It's after 4 AM and I'm still awake...and for no good reason! My birthday went pretty well, I got a haircut and mike took me out to dinner. This was probably the best birthday I've had since we've been together, because he actually made an effort. He made me a cake and bought me a CD that I wanted. The fact that he came home and immediately went to sleep on the couch-and I had to wake him up to take me to dinner was a little annoying. I was hoping that he would at least attempt to put the moves on me, but he got in bed and went straight to sleep. I was hoping for chocolate cake and sex on my birthday, at least the cake was delicious.
He was off today for Veteran's day, and I was hoping he would be up to doing something fun. He slept until 6 PM, and I did laundry and caught up on recorded shows on the DVR. 6 PM...that's just ridiculous! We went to bed late, but it was about 2 AM, nothing that would have required him to sleep so late. He has staff duty again today-so I won't see him until Sunday morning. There went our weekend.

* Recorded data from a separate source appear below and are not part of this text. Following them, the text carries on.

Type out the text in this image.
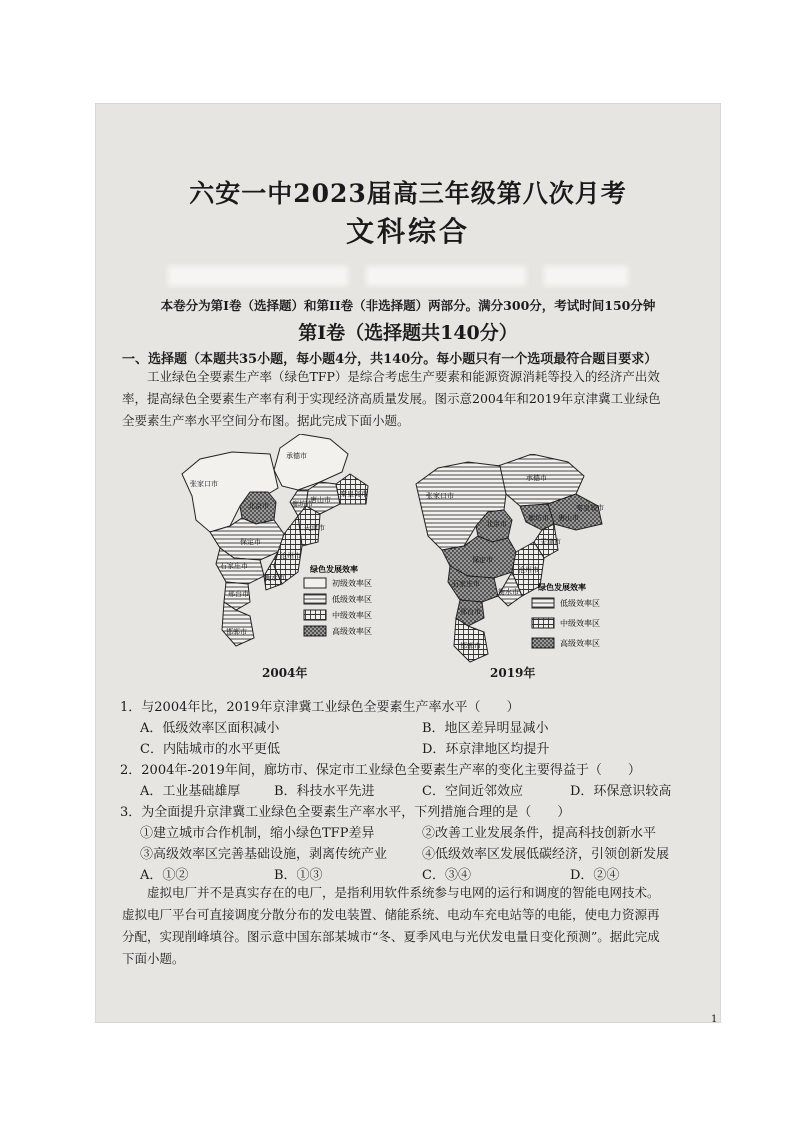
六安一中2023届高三年级第八次月考
文科综合
本卷分为第I卷（选择题）和第II卷（非选择题）两部分。满分300分，考试时间150分钟
第I卷（选择题共140分）
一、选择题（本题共35小题，每小题4分，共140分。每小题只有一个选项最符合题目要求）

工业绿色全要素生产率（绿色TFP）是综合考虑生产要素和能源资源消耗等投入的经济产出效

率，提高绿色全要素生产率有利于实现经济高质量发展。图示意2004年和2019年京津冀工业绿色

全要素生产率水平空间分布图。据此完成下面小题。

承德市
张家口市
北京市
唐山市
秦皇岛市
廊坊市
天津市
保定市
沧州市
石家庄市
衡水市
邢台市
邯郸市
绿色发展效率
初级效率区
低级效率区
中级效率区
高级效率区
2004年
承德市
张家口市
北京市
唐山市
秦皇岛市
廊坊市
天津市
保定市
沧州市
石家庄市
衡水市
邢台市
邯郸市
绿色发展效率
低级效率区
中级效率区
高级效率区
2019年
1．与2004年比，2019年京津冀工业绿色全要素生产率水平（　　）
A．低级效率区面积减小	B．地区差异明显减小
C．内陆城市的水平更低	D．环京津地区均提升
2．2004年-2019年间，廊坊市、保定市工业绿色全要素生产率的变化主要得益于（　　）
A．工业基础雄厚	B．科技水平先进	C．空间近邻效应	D．环保意识较高
3．为全面提升京津冀工业绿色全要素生产率水平，下列措施合理的是（　　）
①建立城市合作机制，缩小绿色TFP差异	②改善工业发展条件，提高科技创新水平
③高级效率区完善基础设施，剥离传统产业	④低级效率区发展低碳经济，引领创新发展
A．①②	B．①③	C．③④	D．②④

虚拟电厂并不是真实存在的电厂，是指利用软件系统参与电网的运行和调度的智能电网技术。

虚拟电厂平台可直接调度分散分布的发电装置、储能系统、电动车充电站等的电能，使电力资源再

分配，实现削峰填谷。图示意中国东部某城市“冬、夏季风电与光伏发电量日变化预测”。据此完成

下面小题。

1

All I wanted before bed was a long, hot shower. Mike jumped in before me and took way longer than normal...and used all of the hot water. I was hoping to shave my legs, but doing so in cold water is just counter-productive. That pissed me off a little. Just as the cold water started feeling a little less uncomfortable, he decided that he had to poop. Awesome. I stood under the cold water until he was finished.

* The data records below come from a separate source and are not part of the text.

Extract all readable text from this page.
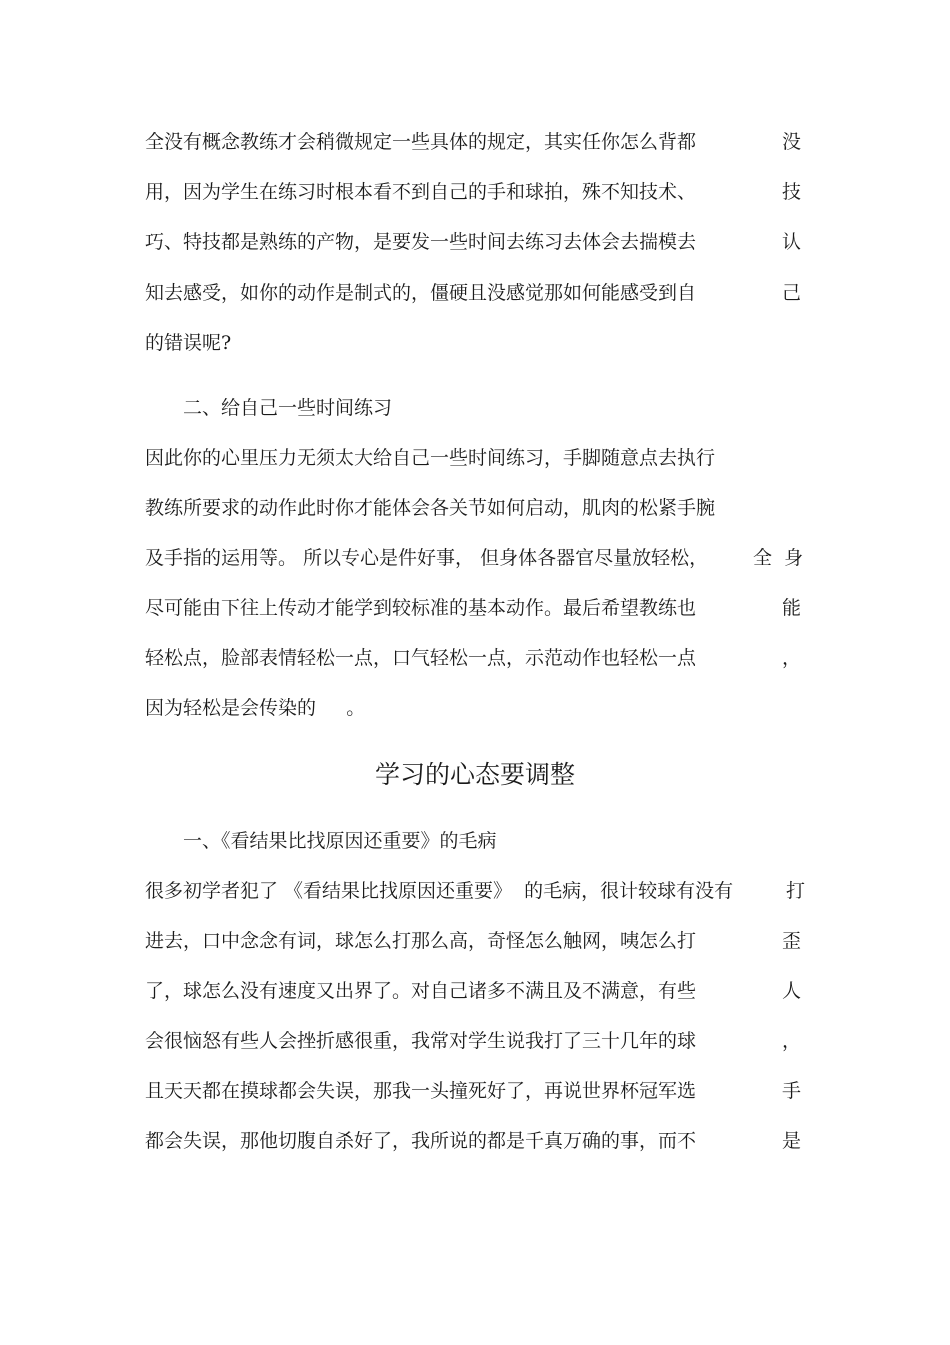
全没有概念教练才会稍微规定一些具体的规定，其实任你怎么背都	没
用，因为学生在练习时根本看不到自己的手和球拍，殊不知技术、	技
巧、特技都是熟练的产物，是要发一些时间去练习去体会去揣模去	认
知去感受，如你的动作是制式的，僵硬且没感觉那如何能感受到自	己
的错误呢?
二、给自己一些时间练习
因此你的心里压力无须太大给自己一些时间练习，手脚随意点去执行
教练所要求的动作此时你才能体会各关节如何启动，肌肉的松紧手腕
及手指的运用等。 所以专心是件好事， 但身体各器官尽量放轻松， 全  身
尽可能由下往上传动才能学到较标准的基本动作。最后希望教练也	能
轻松点，脸部表情轻松一点，口气轻松一点，示范动作也轻松一点	，
因为轻松是会传染的     。
学习的心态要调整
一、《看结果比找原因还重要》的毛病
很多初学者犯了 《看结果比找原因还重要》  的毛病，很计较球有没有	打
进去，口中念念有词，球怎么打那么高，奇怪怎么触网，咦怎么打	歪
了，球怎么没有速度又出界了。对自己诸多不满且及不满意，有些	人
会很恼怒有些人会挫折感很重，我常对学生说我打了三十几年的球	，
且天天都在摸球都会失误，那我一头撞死好了，再说世界杯冠军选	手
都会失误，那他切腹自杀好了，我所说的都是千真万确的事，而不	是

I am easily irritated lately because of all of the lying and ridiculousness, I am really hoping that him getting help-will help us. My self esteem has taken quite a hit since this porn addiction has come to light, and I find myself angry and annoyed way more than normal. This just isn't me. I'm happy, loving, excited by little things...i just want to get back to the old me. I am trying to hard to work through this with him and make our marriage work, but I am not willing to lose myself in the process. I liked me, as a matter of fact I LOVED me! Now I don't even know who this person is. I am putting this in writing so that I can't deny it. This really is his last chance. Mike, if you give a shit enough about our marriage to bother reading my blog, please believe me. I'm done. Love isn't always enough, especially when there isn't any trust. We're hanging on by a very thin thread. I'm going to try to get some sleep before the sun comes up!